Brookings’ Tony Downs: “Transit Subsidies Futile”
Brookings Tony Downs: Transit Subsidies Futile
Originally published in issue 40 of Tollroads Newsletter, which came out in Jun 1999.
Page:16
Subjects:transit subsidies futile
Sources:Tony Downs
Anthony Downs a veteran transp analyst at the Brookings Inst in Washington DC told a recent GAO sponsored conference that both smart growth and transit solutions to traffic congestion are certain to fail. He called local growth limits a total delusion.

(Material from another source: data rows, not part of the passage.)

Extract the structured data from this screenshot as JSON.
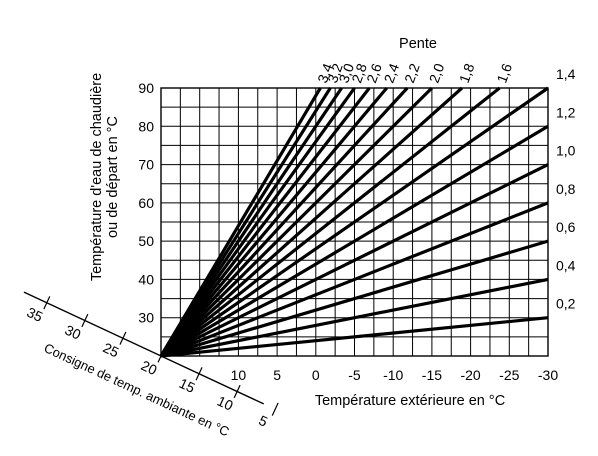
{
  "chart_data": {
    "type": "line",
    "title": "Pente",
    "xlabel": "Température extérieure en °C",
    "ylabel": [
      "Température d'eau de chaudière",
      "ou de départ en °C"
    ],
    "room_axis_label": "Consigne de temp. ambiante en °C",
    "xlim": [
      20,
      -30
    ],
    "ylim": [
      20,
      90
    ],
    "x_ticks": [
      "10",
      "5",
      "0",
      "-5",
      "-10",
      "-15",
      "-20",
      "-25",
      "-30"
    ],
    "y_ticks": [
      "90",
      "80",
      "70",
      "60",
      "50",
      "40",
      "30"
    ],
    "room_ticks": [
      "35",
      "30",
      "25",
      "20",
      "15",
      "10",
      "5"
    ],
    "grid": true,
    "origin": {
      "x": 20,
      "y": 20
    },
    "series": [
      {
        "label": "3,4",
        "slope": 3.4
      },
      {
        "label": "3,2",
        "slope": 3.2
      },
      {
        "label": "3,0",
        "slope": 3.0
      },
      {
        "label": "2,8",
        "slope": 2.8
      },
      {
        "label": "2,6",
        "slope": 2.6
      },
      {
        "label": "2,4",
        "slope": 2.4
      },
      {
        "label": "2,2",
        "slope": 2.2
      },
      {
        "label": "2,0",
        "slope": 2.0
      },
      {
        "label": "1,8",
        "slope": 1.8
      },
      {
        "label": "1,6",
        "slope": 1.6
      },
      {
        "label": "1,4",
        "slope": 1.4
      },
      {
        "label": "1,2",
        "slope": 1.2
      },
      {
        "label": "1,0",
        "slope": 1.0
      },
      {
        "label": "0,8",
        "slope": 0.8
      },
      {
        "label": "0,6",
        "slope": 0.6
      },
      {
        "label": "0,4",
        "slope": 0.4
      },
      {
        "label": "0,2",
        "slope": 0.2
      }
    ]
  }
}
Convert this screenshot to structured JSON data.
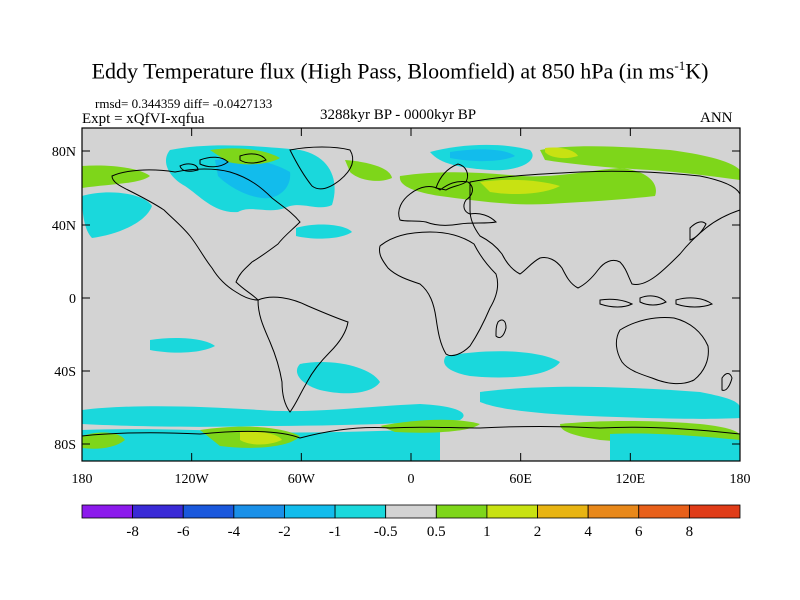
{
  "title": {
    "main": "Eddy Temperature flux (High Pass, Bloomfield) at 850 hPa (in ms",
    "sup": "-1",
    "tail": "K)"
  },
  "stats": {
    "rmsd": "rmsd= 0.344359 diff= -0.0427133",
    "experiment": "Expt = xQfVI-xqfua",
    "period": "3288kyr BP - 0000kyr BP",
    "season": "ANN"
  },
  "axes": {
    "lat_labels": [
      "80N",
      "40N",
      "0",
      "40S",
      "80S"
    ],
    "lon_labels": [
      "180",
      "120W",
      "60W",
      "0",
      "60E",
      "120E",
      "180"
    ]
  },
  "colorbar": {
    "labels": [
      "-8",
      "-6",
      "-4",
      "-2",
      "-1",
      "-0.5",
      "0.5",
      "1",
      "2",
      "4",
      "6",
      "8"
    ],
    "colors": [
      "#8c1aec",
      "#3a2ad6",
      "#1a58dc",
      "#1a90e8",
      "#12bcec",
      "#1ad8dc",
      "#d3d3d3",
      "#7ed61a",
      "#c8e212",
      "#e8b412",
      "#e8881a",
      "#e8601a",
      "#e03c18"
    ]
  },
  "colors": {
    "land_fill": "#d3d3d3",
    "coast": "#000000",
    "neg_light": "#1ad8dc",
    "neg_mid": "#12bcec",
    "neg_strong": "#1a90e8",
    "pos_light": "#7ed61a",
    "pos_mid": "#c8e212"
  }
}
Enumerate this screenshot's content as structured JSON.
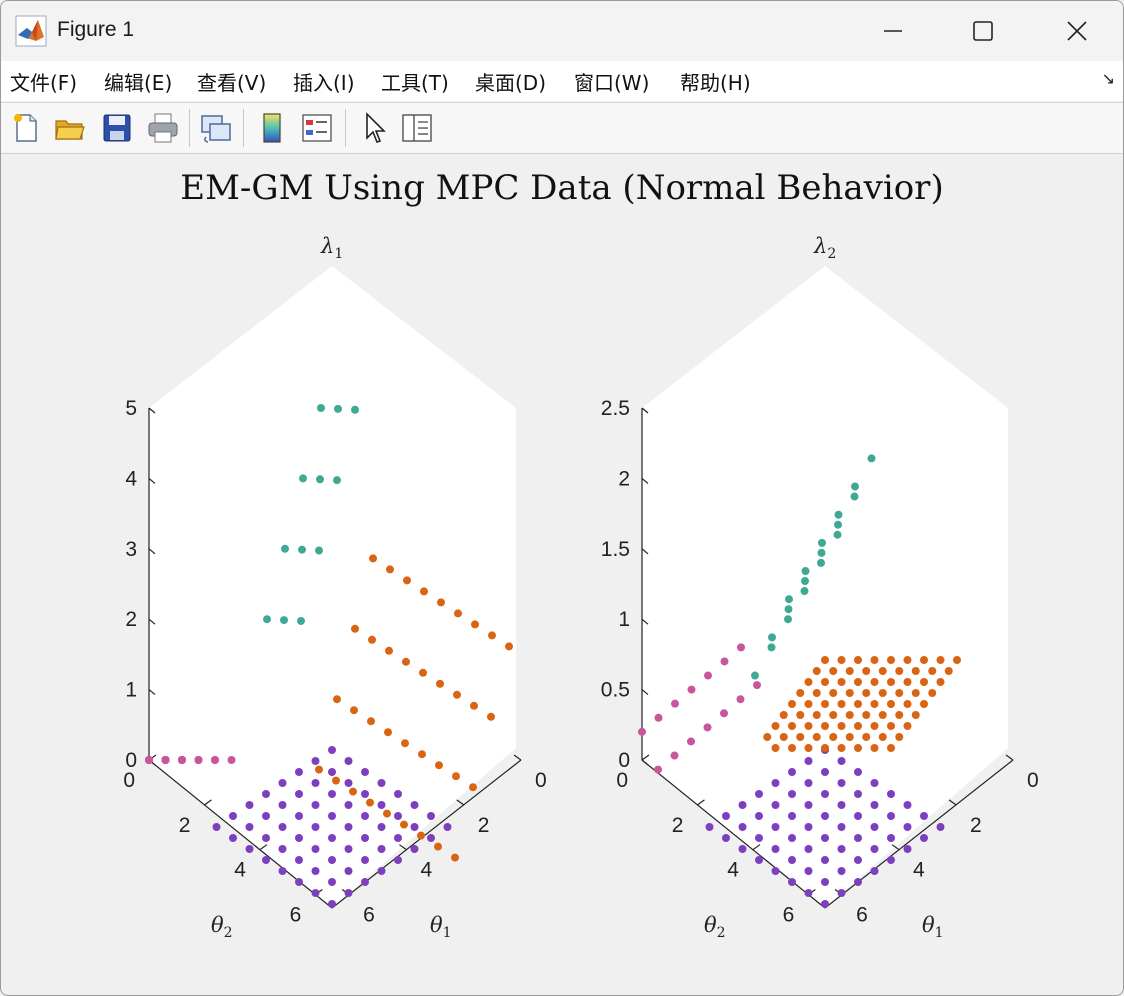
{
  "window": {
    "title": "Figure 1"
  },
  "menu": [
    {
      "label": "文件(F)"
    },
    {
      "label": "编辑(E)"
    },
    {
      "label": "查看(V)"
    },
    {
      "label": "插入(I)"
    },
    {
      "label": "工具(T)"
    },
    {
      "label": "桌面(D)"
    },
    {
      "label": "窗口(W)"
    },
    {
      "label": "帮助(H)"
    }
  ],
  "toolbar": {
    "icons": [
      "new-figure-icon",
      "open-file-icon",
      "save-icon",
      "print-icon",
      "link-plot-icon",
      "insert-colorbar-icon",
      "insert-legend-icon",
      "edit-plot-arrow-icon",
      "property-inspector-icon"
    ]
  },
  "colors": {
    "pink": "#c9559c",
    "purple": "#7e3fbe",
    "teal": "#3fa995",
    "orange": "#d96512"
  },
  "chart_data": {
    "type": "scatter",
    "title": "EM-GM Using MPC Data (Normal Behavior)",
    "subplots": [
      {
        "zlabel": "λ",
        "zlabel_sub": "1",
        "xlabel": "θ",
        "xlabel_sub": "1",
        "ylabel": "θ",
        "ylabel_sub": "2",
        "zlim": [
          0,
          5
        ],
        "z_ticks": [
          "0",
          "1",
          "2",
          "3",
          "4",
          "5"
        ],
        "theta1_ticks": [
          "0",
          "2",
          "4",
          "6"
        ],
        "theta2_ticks": [
          "0",
          "2",
          "4",
          "6"
        ],
        "series": [
          {
            "color": "pink",
            "values": [
              0,
              0,
              0,
              0,
              0,
              0,
              0,
              0,
              0,
              0,
              0,
              0,
              0,
              0,
              0,
              0,
              0,
              0
            ]
          },
          {
            "color": "purple",
            "values": [
              0,
              0,
              0,
              0,
              0,
              0,
              0,
              0,
              0,
              0
            ]
          },
          {
            "color": "teal",
            "values": [
              2,
              2.3,
              2.6,
              3,
              3.3,
              3.6,
              4,
              4.3,
              4.6,
              5,
              5.3,
              5.6
            ]
          },
          {
            "color": "orange",
            "values": [
              1,
              1.3,
              1.6,
              2,
              2.3,
              2.6,
              3,
              3.3,
              3.6,
              4,
              4.3,
              4.6
            ]
          }
        ]
      },
      {
        "zlabel": "λ",
        "zlabel_sub": "2",
        "xlabel": "θ",
        "xlabel_sub": "1",
        "ylabel": "θ",
        "ylabel_sub": "2",
        "zlim": [
          0,
          2.5
        ],
        "z_ticks": [
          "0",
          "0.5",
          "1",
          "1.5",
          "2",
          "2.5"
        ],
        "theta1_ticks": [
          "0",
          "2",
          "4",
          "6"
        ],
        "theta2_ticks": [
          "0",
          "2",
          "4",
          "6"
        ],
        "series": [
          {
            "color": "pink",
            "values": [
              0.2,
              0.3,
              0.4,
              0.5,
              0.6,
              0.7,
              0.8,
              0.9,
              1.0,
              1.1,
              1.2,
              1.3
            ]
          },
          {
            "color": "purple",
            "values": [
              0,
              0,
              0,
              0,
              0,
              0,
              0,
              0,
              0,
              0
            ]
          },
          {
            "color": "teal",
            "values": [
              0.6,
              0.8,
              1.0,
              1.2,
              1.4,
              1.6,
              1.8,
              2.0,
              2.2,
              2.4
            ]
          },
          {
            "color": "orange",
            "values": [
              0,
              0,
              0,
              0,
              0,
              0,
              0,
              0,
              0,
              0
            ]
          }
        ]
      }
    ]
  }
}
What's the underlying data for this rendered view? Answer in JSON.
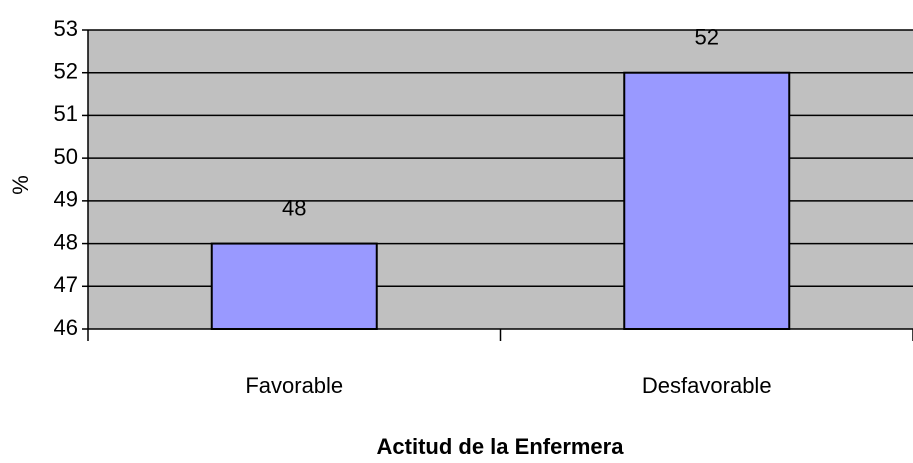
{
  "chart_data": {
    "type": "bar",
    "categories": [
      "Favorable",
      "Desfavorable"
    ],
    "values": [
      48,
      52
    ],
    "color": "#9999ff",
    "background": "#c0c0c0",
    "ylim": [
      46,
      53
    ],
    "yticks": [
      46,
      47,
      48,
      49,
      50,
      51,
      52,
      53
    ],
    "grid": true,
    "ylabel": "%",
    "xlabel": "Actitud de la Enfermera"
  }
}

Privately owned automotive vehicles will remain the dominant form of ground transport for the foreseeable future in the US. Attempts to cope with rising traffic congestion by shifting more people to public transit are not going to work. The automobile is, and will remain, a better form of movement for most people in spite of congestion. Its faster, safer, more comfortable, more flexible in timing, and in linking scattered origins and destinations... It will not be possible to lure any significant portion of auto-driving persons into using public transit by improving the quality, quantity or service frequency. One reason is that such a low percentage of all trips is now taken by public transit only 3.5% of work trips in 1995... Therefore even if we could triple the percentage of those using public transit which is extremely unlikely that... reduction would be offset by the increase in population which is going to be much larger...
Apologists for public transit say we need more subsidies... They should look at one number... Transit gets 25% of public spending on transport in the US at all levels and provides between one and two percent of all trips. Thats a fairly impressive subsidy.